Straw Man
The Ministry of Justice procurement team yesterday published its proposed payment mechanism for the new reducing reoffending contracts and invited feedback.
There are three elements to the payment mechanism:
- Fee for service
- Payment by results
- Penalties for underperformance
Fee for service
The MoJ will pay providers for “mandated activities” that deliver through the gate services, the sentence of the court and licence conditions – providing these are delivered on time and to an agreed quality standard.
The annual price will be paid in 12 equal payments made monthly in arrears.
However this price will go down every year via an “annual learning curve discount to drive continuous improvement”.
The MoJ will make allowances for significant fluctuations in the number of offenders/sentences.
Payment by results
Yet again the proportion of the new contracts which will be at risk on a PbR basis is stated nowhere in the document.
This leads me to the inevitable conclusion that providers will be asked to bid both on price and the proportion of contract value they are prepared to risk against PbR.
The MoJ remain bullish in their aspirations for PbR as a way of driving down reoffending rates:
“The PbR element of the payment mechanism is designed to incentivise bidders to continuously innovate and improve performance throughout the life of the contract and, reduce re-offending rates significantly beyond historic levels.
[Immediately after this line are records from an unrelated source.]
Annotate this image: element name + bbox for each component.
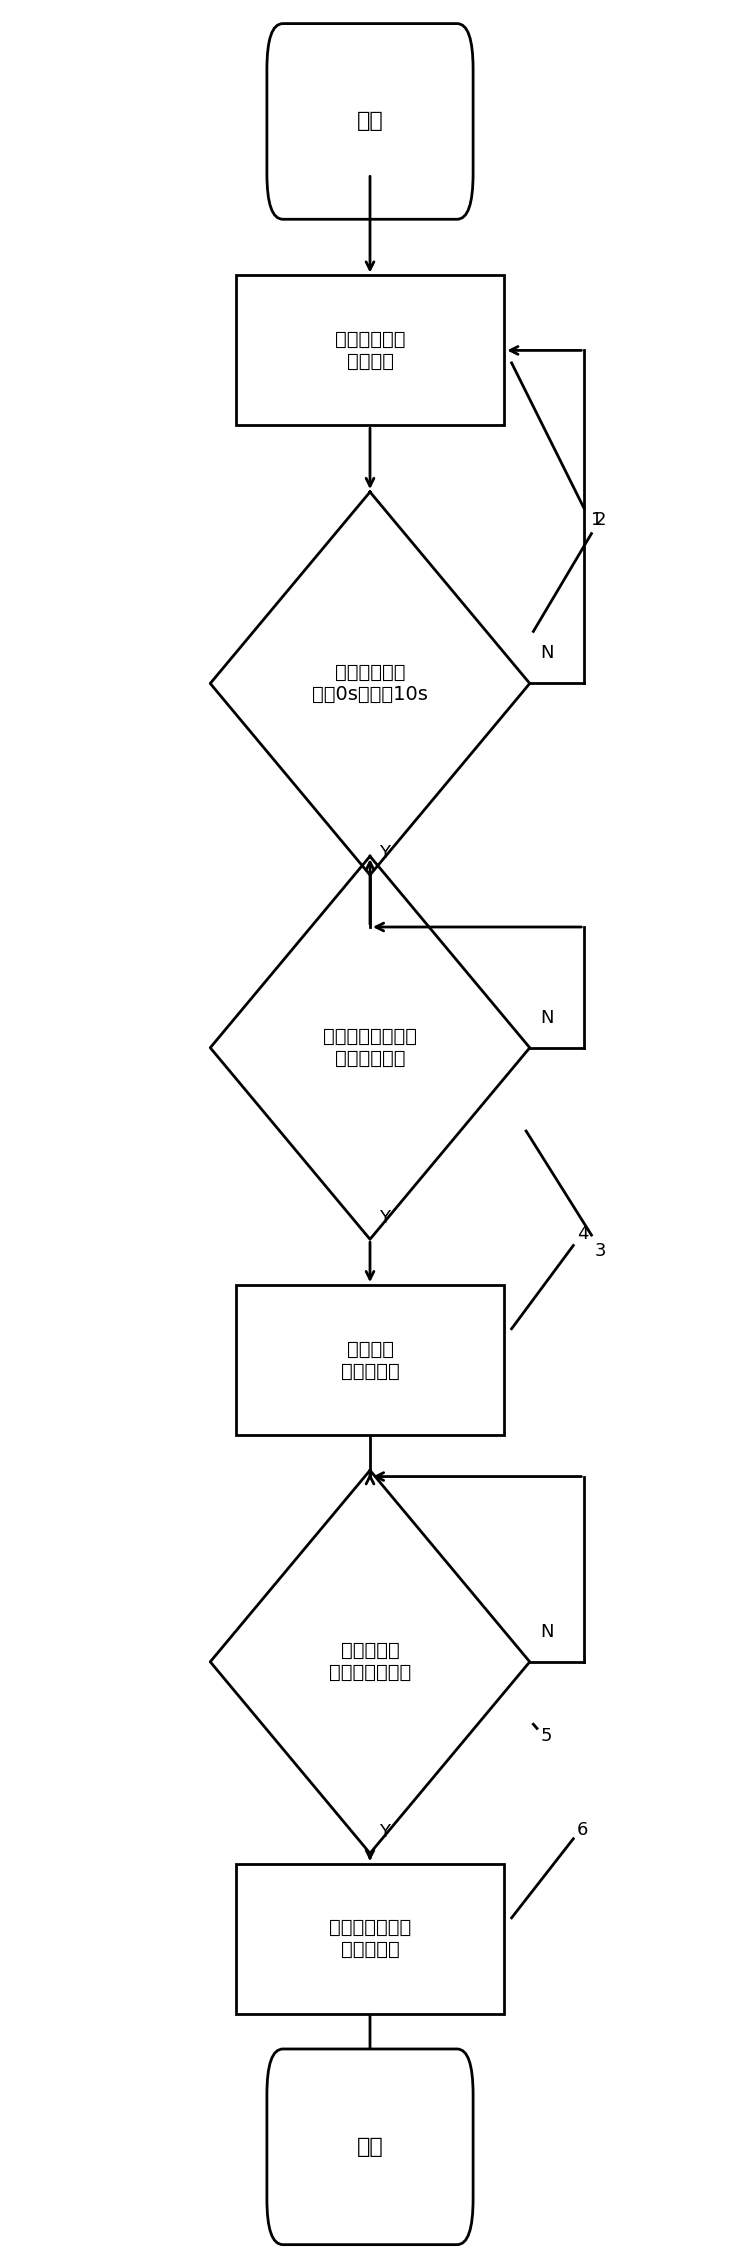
Text: 车辆怠速且
离合器完全吸合: 车辆怠速且 离合器完全吸合 — [329, 1642, 411, 1683]
Text: 开始: 开始 — [357, 111, 383, 131]
Text: 判断启停开关时间
是否符合要求: 判断启停开关时间 是否符合要求 — [323, 1027, 417, 1068]
Text: 新车首次
自学习使能: 新车首次 自学习使能 — [340, 1339, 400, 1380]
Text: 3: 3 — [595, 1242, 607, 1260]
FancyBboxPatch shape — [267, 23, 473, 219]
Text: N: N — [541, 1622, 554, 1640]
Text: Y: Y — [379, 1208, 390, 1226]
Bar — [235, 1285, 505, 1434]
Text: N: N — [541, 1009, 554, 1027]
Text: Y: Y — [379, 1823, 390, 1841]
Text: Y: Y — [379, 844, 390, 862]
Text: 连续开关时间
大于0s，小于10s: 连续开关时间 大于0s，小于10s — [312, 663, 428, 703]
Text: 进行新车下线后
首次自学习: 进行新车下线后 首次自学习 — [329, 1918, 411, 1959]
Bar — [235, 1864, 505, 2013]
Bar — [235, 276, 505, 425]
Text: 1: 1 — [591, 511, 603, 529]
Text: 结束: 结束 — [357, 2138, 383, 2156]
Text: 6: 6 — [577, 1821, 588, 1839]
FancyBboxPatch shape — [267, 2049, 473, 2244]
Text: 计算启停开关
按键时间: 计算启停开关 按键时间 — [334, 330, 406, 371]
Text: N: N — [541, 645, 554, 663]
Text: 5: 5 — [541, 1726, 552, 1744]
Text: 2: 2 — [595, 511, 607, 529]
Text: 4: 4 — [577, 1226, 588, 1244]
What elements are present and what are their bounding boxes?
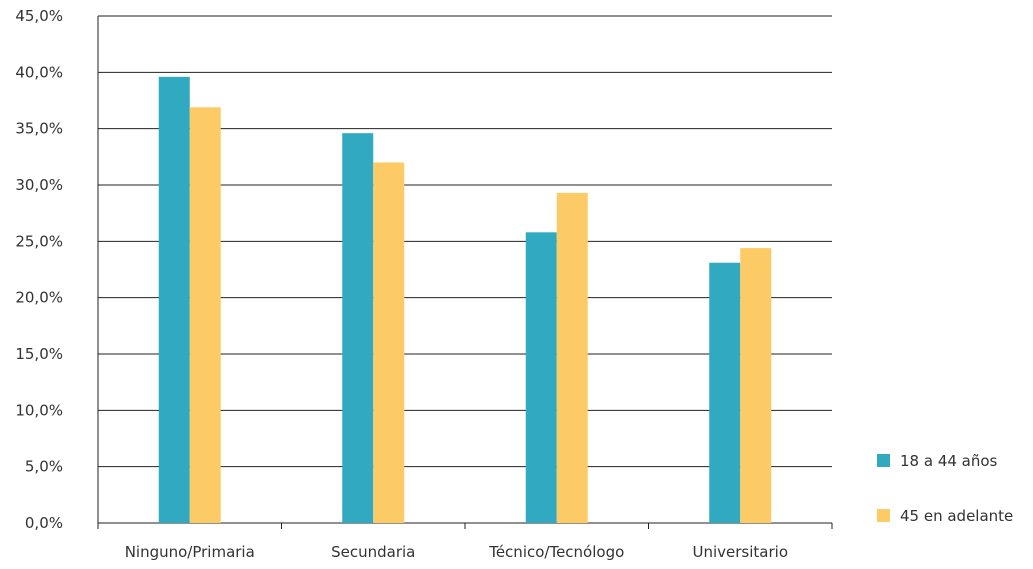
bar [525,232,557,523]
bar [342,133,374,523]
bar [740,248,772,524]
axes: 0,0% 5,0% 10,0% 15,0% 20,0% 25,0% 30,0% 35,0% 40… [15,7,833,561]
bar [709,262,741,523]
y-tick-label: 45,0% [15,7,63,25]
bar [373,162,405,523]
x-category-label: Ninguno/Primaria [125,543,255,561]
y-tick-label: 5,0% [25,458,63,476]
legend: 18 a 44 años 45 en adelante [877,452,1013,525]
bars [158,76,772,524]
bar [158,76,190,523]
legend-swatch [877,509,890,522]
y-tick-label: 40,0% [15,63,63,81]
y-tick-label: 25,0% [15,232,63,250]
y-tick-label: 20,0% [15,289,63,307]
y-tick-label: 30,0% [15,176,63,194]
y-tick-label: 15,0% [15,345,63,363]
bar [189,107,221,523]
y-tick-label: 35,0% [15,120,63,138]
x-category-label: Universitario [693,543,789,561]
legend-label: 18 a 44 años [900,452,998,470]
legend-swatch [877,454,890,467]
legend-label: 45 en adelante [900,507,1013,525]
x-category-label: Secundaria [331,543,415,561]
bar [556,192,588,524]
y-tick-label: 10,0% [15,401,63,419]
x-category-label: Técnico/Tecnólogo [488,543,624,561]
y-tick-label: 0,0% [25,514,63,532]
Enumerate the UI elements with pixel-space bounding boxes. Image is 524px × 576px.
This model is designed to pay the provider the profit component of their total cost model only where they achieve significant improvements in reoffending rates.”
As stated in the Transforming Rehabilitation strategy paper, PbR payments will be made on both binary (the percentage of offenders that are convicted of an offence within a 12 month period) and frequency (the rate of offences committed by offenders within a cohort within a 12 month period) metrics.
The proposal states that PbR payments will be allocated on the basis of performance against both measures – “with a percentage of the total funding available linked to each”.
However, the MoJ has very clearly emphasised its preference for the binary measure by the simple method of stating that if providers do not meet the binary targets, they will not receive any PbR payment whatsoever.
Again, it is worth giving you the exact form of words:
“to receive any PbR payment, a provider will have to have improved performance on the binary metric to a point of statistical significance within the given CPA, regardless of performance against the frequency metric.”
Performance penalties
The MoJ makes it clear that it will manage the new contracts robustly and make deductions if orders of the court are not delivered in accordance with quality standards.
Key performance indicators will be used to measure the quality of service delivery and failure to attain these KPIs will “permits MoJ to deduct a proportion of the subsequent payment.”
Failure to meet KPIs will also result in the MoJ issuing Improvement Notices and, eventually, terminating the contract of performance does not improve.